I have thought about his advice often in the past week or so as we begin to get into the weeds on reopening various aspects of the club. Is the answer I’m giving based on how I feel, or is it based on what I know to be true? My head says we have to honor the State and local rules, but my heart says we are duty-bound to protect our members and staff with policies and procedures that might go beyond those minimums. My head looks at the numbers and the declining revenues, but my heart pushes those to the side a bit as we take tender, tentative first steps toward our new normal and our new numbers. My heart wants all the sailing, racing, cruising and parties to resume ASAP, but my head knows that could be risky and so we, your leaders, gather our collective heads and hearts and painstakingly hammer out our answers, one by one.
Only one thing is certain; we are sure to get some of it wrong. It is my constant hope and worry that, in our errors, we do not bring illness or financial ache to our members or the club.

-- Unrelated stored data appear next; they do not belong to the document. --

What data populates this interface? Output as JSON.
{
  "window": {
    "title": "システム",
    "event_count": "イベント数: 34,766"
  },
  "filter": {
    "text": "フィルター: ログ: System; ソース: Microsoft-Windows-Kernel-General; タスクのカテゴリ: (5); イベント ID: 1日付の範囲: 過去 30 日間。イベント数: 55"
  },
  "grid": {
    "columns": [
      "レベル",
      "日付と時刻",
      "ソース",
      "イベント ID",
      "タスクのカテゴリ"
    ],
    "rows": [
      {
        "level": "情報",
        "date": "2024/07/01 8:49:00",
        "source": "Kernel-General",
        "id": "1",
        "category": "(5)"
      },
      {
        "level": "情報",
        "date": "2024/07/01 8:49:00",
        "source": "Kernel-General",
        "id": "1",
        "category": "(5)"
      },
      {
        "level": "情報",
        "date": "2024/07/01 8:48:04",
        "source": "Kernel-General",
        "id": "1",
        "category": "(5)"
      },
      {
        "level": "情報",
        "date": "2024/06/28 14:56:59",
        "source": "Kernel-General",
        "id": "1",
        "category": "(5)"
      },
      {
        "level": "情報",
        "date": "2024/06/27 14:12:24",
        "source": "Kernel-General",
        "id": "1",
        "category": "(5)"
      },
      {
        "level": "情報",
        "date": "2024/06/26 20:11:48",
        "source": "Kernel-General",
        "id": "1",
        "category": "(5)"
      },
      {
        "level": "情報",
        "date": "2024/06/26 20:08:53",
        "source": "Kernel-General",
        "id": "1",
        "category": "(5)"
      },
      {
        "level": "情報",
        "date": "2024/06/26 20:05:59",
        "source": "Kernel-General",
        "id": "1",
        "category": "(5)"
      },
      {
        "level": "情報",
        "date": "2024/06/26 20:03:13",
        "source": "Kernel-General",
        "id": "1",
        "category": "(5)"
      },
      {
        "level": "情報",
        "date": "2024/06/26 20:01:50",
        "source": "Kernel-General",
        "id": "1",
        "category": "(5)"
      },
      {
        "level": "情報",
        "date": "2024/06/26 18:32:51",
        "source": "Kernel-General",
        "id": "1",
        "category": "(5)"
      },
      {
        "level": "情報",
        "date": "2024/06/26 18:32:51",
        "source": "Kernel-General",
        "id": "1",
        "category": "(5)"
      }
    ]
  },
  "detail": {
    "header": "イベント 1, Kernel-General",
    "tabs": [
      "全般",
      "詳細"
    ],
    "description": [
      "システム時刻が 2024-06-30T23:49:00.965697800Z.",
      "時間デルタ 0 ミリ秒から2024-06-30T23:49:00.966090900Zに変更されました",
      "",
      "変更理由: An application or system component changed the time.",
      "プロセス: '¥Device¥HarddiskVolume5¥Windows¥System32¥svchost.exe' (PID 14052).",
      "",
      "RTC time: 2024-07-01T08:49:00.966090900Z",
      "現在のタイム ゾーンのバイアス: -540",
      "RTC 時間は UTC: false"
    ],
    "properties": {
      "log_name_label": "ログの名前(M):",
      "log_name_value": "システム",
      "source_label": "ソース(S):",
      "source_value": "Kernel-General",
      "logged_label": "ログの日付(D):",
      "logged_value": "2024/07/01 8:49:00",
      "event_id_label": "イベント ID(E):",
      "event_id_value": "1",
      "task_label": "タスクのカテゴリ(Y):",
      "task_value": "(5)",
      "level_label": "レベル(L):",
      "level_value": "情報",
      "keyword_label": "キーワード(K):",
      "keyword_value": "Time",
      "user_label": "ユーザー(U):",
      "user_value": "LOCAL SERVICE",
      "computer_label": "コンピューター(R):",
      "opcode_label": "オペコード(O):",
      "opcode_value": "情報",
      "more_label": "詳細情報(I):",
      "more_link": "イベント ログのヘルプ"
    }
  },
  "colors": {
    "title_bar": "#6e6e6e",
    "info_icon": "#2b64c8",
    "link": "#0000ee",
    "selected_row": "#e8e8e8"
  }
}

I also sincerely hope that, in our victories, we find a way forward that honors our collective love of the Bay and all the joy that being on or near the water brings us as it has the HYC members who came before and those who will come after.
I hope that each of you can find a way to enjoy the Bay this summer, to languish in the long sunny days and sense the sun warming your skin, to absorb every moment of a beautiful sunset on the horizon, to anchor out on a peaceful night and watch the skimmers do their dance, to experience the rush of water beneath the hull as the wind quickens, to see the phosphorescence in your wake at night, to feel the pole bend and catch against your tug when that fish hooks, to taste a fresh crab cake from that day’s chicken-neckin’, or to smell the fresh “boat coffee” after a long night on watch. These are the life experiences that allow the heavy heart and the busy head to align and to know that, while all is definitely not right in the world, all can most certainly be right for a few fleeting moments on the water!